Here, the power of Spanish is felt most acutely when it has become powerless to command. It has been detached and broken up from its original speakers and woven into the fabric of local languages. The foundational significance of Spanish then lies not in its ability to dominate the vernaculars from above or to serve as their horizon of their reference. Rather it has to do with its capacity to connect and conjoin them while leaving them distinct. It allows, that is, for the recognition of something held in common among languages without reducing their differences.

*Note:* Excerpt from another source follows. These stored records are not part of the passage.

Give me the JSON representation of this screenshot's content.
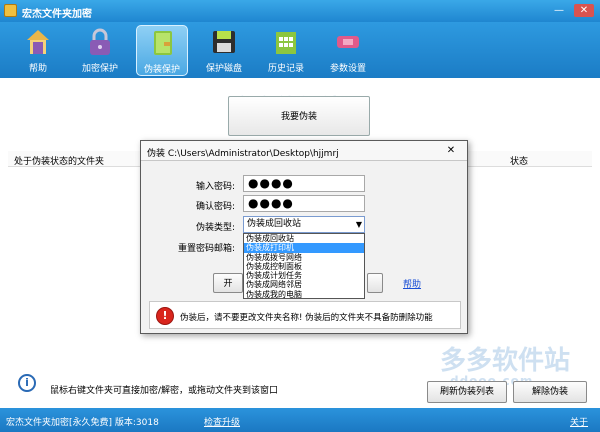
{
  "window": {
    "title": "宏杰文件夹加密",
    "min_glyph": "—",
    "close_glyph": "✕"
  },
  "toolbar": {
    "items": [
      {
        "label": "帮助",
        "icon": "house-icon",
        "active": false
      },
      {
        "label": "加密保护",
        "icon": "lock-icon",
        "active": false
      },
      {
        "label": "伪装保护",
        "icon": "notebook-icon",
        "active": true
      },
      {
        "label": "保护磁盘",
        "icon": "floppy-icon",
        "active": false
      },
      {
        "label": "历史记录",
        "icon": "calendar-icon",
        "active": false
      },
      {
        "label": "参数设置",
        "icon": "wrench-icon",
        "active": false
      }
    ]
  },
  "main": {
    "disguise_button": "我要伪装",
    "list_headers": [
      "处于伪装状态的文件夹",
      "状态"
    ],
    "tip": "鼠标右键文件夹可直接加密/解密，或拖动文件夹到该窗口",
    "refresh_button": "刷新伪装列表",
    "release_button": "解除伪装",
    "watermark_cn": "多多软件站",
    "watermark_en": "ddooo.com",
    "info_glyph": "i"
  },
  "dialog": {
    "title": "伪装 C:\\Users\\Administrator\\Desktop\\hjjmrj",
    "close_glyph": "✕",
    "password_label": "输入密码:",
    "password_value": "●●●●",
    "confirm_label": "确认密码:",
    "confirm_value": "●●●●",
    "type_label": "伪装类型:",
    "type_selected": "伪装成回收站",
    "type_options": [
      "伪装成回收站",
      "伪装成打印机",
      "伪装成拨号网络",
      "伪装成控制面板",
      "伪装成计划任务",
      "伪装成网络邻居",
      "伪装成我的电脑"
    ],
    "type_highlighted_index": 1,
    "email_label": "重置密码邮箱:",
    "ok_button": "开",
    "help_link": "帮助",
    "warning_glyph": "!",
    "warning": "伪装后，请不要更改文件夹名称! 伪装后的文件夹不具备防删除功能"
  },
  "statusbar": {
    "version": "宏杰文件夹加密[永久免费] 版本:3018",
    "update_link": "检查升级",
    "about_link": "关于"
  },
  "colors": {
    "title_blue": "#1f86d0",
    "active_tab": "#8fd0f5",
    "link_blue": "#1a4fd6",
    "warning_red": "#d9251d",
    "dropdown_highlight": "#3399ff"
  }
}
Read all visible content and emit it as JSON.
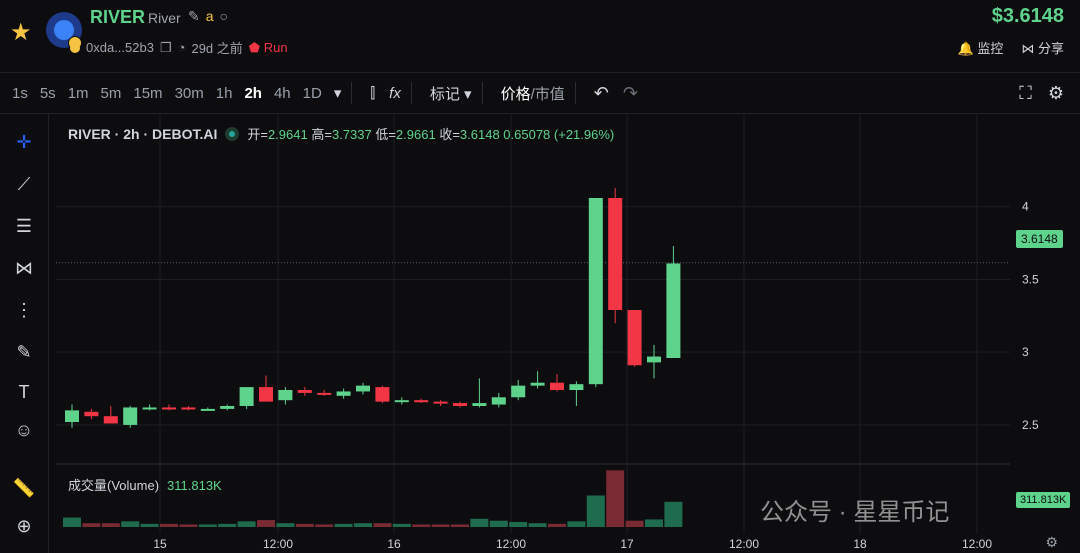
{
  "header": {
    "symbol": "RIVER",
    "name": "River",
    "address": "0xda...52b3",
    "age": "29d 之前",
    "status": "Run",
    "price": "$3.6148",
    "watch_label": "监控",
    "share_label": "分享"
  },
  "toolbar": {
    "timeframes": [
      "1s",
      "5s",
      "1m",
      "5m",
      "15m",
      "30m",
      "1h",
      "2h",
      "4h",
      "1D"
    ],
    "active": "2h",
    "mark_label": "标记",
    "price_label": "价格",
    "mcap_label": "/市值"
  },
  "legend": {
    "title": "RIVER · 2h · DEBOT.AI",
    "open_label": "开=",
    "open": "2.9641",
    "high_label": "高=",
    "high": "3.7337",
    "low_label": "低=",
    "low": "2.9661",
    "close_label": "收=",
    "close": "3.6148",
    "change": "0.65078 (+21.96%)"
  },
  "volume": {
    "label": "成交量(Volume)",
    "value": "311.813K"
  },
  "watermark": "公众号 · 星星币记",
  "colors": {
    "up": "#5ed38c",
    "down": "#f23645",
    "bg": "#0d0d0f"
  },
  "chart_data": {
    "type": "candlestick",
    "x_ticks": [
      "15",
      "12:00",
      "16",
      "12:00",
      "17",
      "12:00",
      "18",
      "12:00"
    ],
    "y_ticks": [
      "4",
      "3.5",
      "3",
      "2.5"
    ],
    "ylim": [
      2.3,
      4.5
    ],
    "last_price": "3.6148",
    "last_volume": "311.813K",
    "candles": [
      {
        "o": 2.52,
        "h": 2.64,
        "l": 2.48,
        "c": 2.6
      },
      {
        "o": 2.59,
        "h": 2.61,
        "l": 2.54,
        "c": 2.56
      },
      {
        "o": 2.56,
        "h": 2.63,
        "l": 2.52,
        "c": 2.51
      },
      {
        "o": 2.5,
        "h": 2.63,
        "l": 2.48,
        "c": 2.62
      },
      {
        "o": 2.62,
        "h": 2.64,
        "l": 2.6,
        "c": 2.62
      },
      {
        "o": 2.62,
        "h": 2.64,
        "l": 2.6,
        "c": 2.61
      },
      {
        "o": 2.62,
        "h": 2.63,
        "l": 2.6,
        "c": 2.61
      },
      {
        "o": 2.61,
        "h": 2.62,
        "l": 2.6,
        "c": 2.61
      },
      {
        "o": 2.61,
        "h": 2.64,
        "l": 2.6,
        "c": 2.63
      },
      {
        "o": 2.63,
        "h": 2.75,
        "l": 2.61,
        "c": 2.76
      },
      {
        "o": 2.76,
        "h": 2.84,
        "l": 2.66,
        "c": 2.66
      },
      {
        "o": 2.67,
        "h": 2.76,
        "l": 2.64,
        "c": 2.74
      },
      {
        "o": 2.74,
        "h": 2.76,
        "l": 2.7,
        "c": 2.72
      },
      {
        "o": 2.72,
        "h": 2.74,
        "l": 2.7,
        "c": 2.71
      },
      {
        "o": 2.7,
        "h": 2.75,
        "l": 2.68,
        "c": 2.73
      },
      {
        "o": 2.73,
        "h": 2.79,
        "l": 2.71,
        "c": 2.77
      },
      {
        "o": 2.76,
        "h": 2.77,
        "l": 2.65,
        "c": 2.66
      },
      {
        "o": 2.66,
        "h": 2.69,
        "l": 2.64,
        "c": 2.67
      },
      {
        "o": 2.67,
        "h": 2.68,
        "l": 2.65,
        "c": 2.66
      },
      {
        "o": 2.66,
        "h": 2.67,
        "l": 2.63,
        "c": 2.65
      },
      {
        "o": 2.65,
        "h": 2.66,
        "l": 2.62,
        "c": 2.63
      },
      {
        "o": 2.63,
        "h": 2.82,
        "l": 2.62,
        "c": 2.65
      },
      {
        "o": 2.64,
        "h": 2.72,
        "l": 2.62,
        "c": 2.69
      },
      {
        "o": 2.69,
        "h": 2.81,
        "l": 2.67,
        "c": 2.77
      },
      {
        "o": 2.77,
        "h": 2.87,
        "l": 2.75,
        "c": 2.79
      },
      {
        "o": 2.79,
        "h": 2.85,
        "l": 2.73,
        "c": 2.74
      },
      {
        "o": 2.74,
        "h": 2.8,
        "l": 2.63,
        "c": 2.78
      },
      {
        "o": 2.78,
        "h": 4.06,
        "l": 2.76,
        "c": 4.06
      },
      {
        "o": 4.06,
        "h": 4.13,
        "l": 3.2,
        "c": 3.29
      },
      {
        "o": 3.29,
        "h": 3.29,
        "l": 2.9,
        "c": 2.91
      },
      {
        "o": 2.93,
        "h": 3.05,
        "l": 2.82,
        "c": 2.97
      },
      {
        "o": 2.96,
        "h": 3.73,
        "l": 2.97,
        "c": 3.61
      }
    ],
    "volumes": [
      0.15,
      0.06,
      0.06,
      0.09,
      0.05,
      0.05,
      0.04,
      0.04,
      0.05,
      0.09,
      0.11,
      0.06,
      0.05,
      0.04,
      0.05,
      0.06,
      0.06,
      0.05,
      0.04,
      0.04,
      0.04,
      0.13,
      0.1,
      0.08,
      0.06,
      0.05,
      0.09,
      0.5,
      0.9,
      0.1,
      0.12,
      0.4
    ]
  }
}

There is ample historical evidence to support Joaquin’s assertion that Spanish, or at least its vernacularized versions, have long provided the basis for the country’s lingua franca. The Spanish missionary decision in the sixteenth century to evangelize in the native languages required, among other things, converting the pre-colonial writing system into Latin script, while embedding many bits and pieces of Castilian words untranslated, such as Dios, Virgen, Spiritu Santo, etc. into the local languages. They feared that substituting these words for the most sacred referents of Christianity with vernacular terms would lead natives to confuse them with local religious concepts as in the case of indios in the Americas.14 One result:
native literacy now meant reading her own language in the script of another, all the while navigating through the charged, because foreign, bits of Castilian strewn throughout local languages. By the late eighteenth and through the nineteenth century, lowland vernacular literature such as those in Tagalog had become permeated with Castilian. Even that most canonical of Tagalog poets, Balagtas, (who worked as a court translator and was fluent in Spanish) wrote his epic poem, Florante at Laura in a Tagalog that had so thoroughly vernacularized Castilian that it was easy to forget, as many of his late twentieth and twenty-first century readers have, that the power of his language was the product of centuries of Castilianizing the vernacular.15
Through three and a half centuries of Spanish rule, many other non-religious Castilian words seeped through the vernaculars, becoming indistinguishable parts of their vocabulary. By the late nineteenth century, as Rizal’s novels show and as scholars such as Emanuel Luis Romanillos and Benedict Anderson have pointed out, a mix of Spanish, the vernacular like Tagalog and a Chinese language like Hokkien had amalgamated into a lingua franca known by many names: espanol de Parian, chabacano or lengua de tienda, for example. It had become widespread in Manila and its surroundings as well as in other port cities in the Philippines. This creole language grew around the market place, spread throughout the streets, travelled up and down the social hierarchy and was quickly picked up by new arrivals from Europe. Rizal himself used it in a few of his personal correspondences with fellow ilustrados, and his second novel has numerous examples of characters—Spanish friars, Chinese merchants, devout india women, mestizo students and anonymous voices in the crowd--speaking it fluently. As Anderson describes it, espanol de Parian [i.e., the Spanish of the Parian, the Chinese quarter designated by the Spaniards just outside the walls of Manila] was “a real, Hokkien-inflected lingua franca for the streets of Manila, egalitarianly shared by poor vendors and their elite student customers. A patois…but also an instrument of social communication, not an emblem of political shame”16 (79). It continued to survive and even flourish in many parts of the country in the wake of the American invasion and occupation, especially in the Ermita district till the end of World War II, and is still spoken in parts of Cavite, Cotabato and Zamboanga.17
Tagalog slang, Joaquin argues, is the proper heir to what he calls Spanish, or what historically was espanol de Parian.18 It “flows” through all the local languages, but acknowledges neither source nor directive. It comes instead from “the anonymous word-coiners on the street” who through no coordinated or systematic efforts nonetheless “are doing more to speed the coming of a common tongue than all the schools and the academics put together” (Joaquin 5). If this is the case, then the foundational status of Tagalog slang, like Spanish, will have to be qualified.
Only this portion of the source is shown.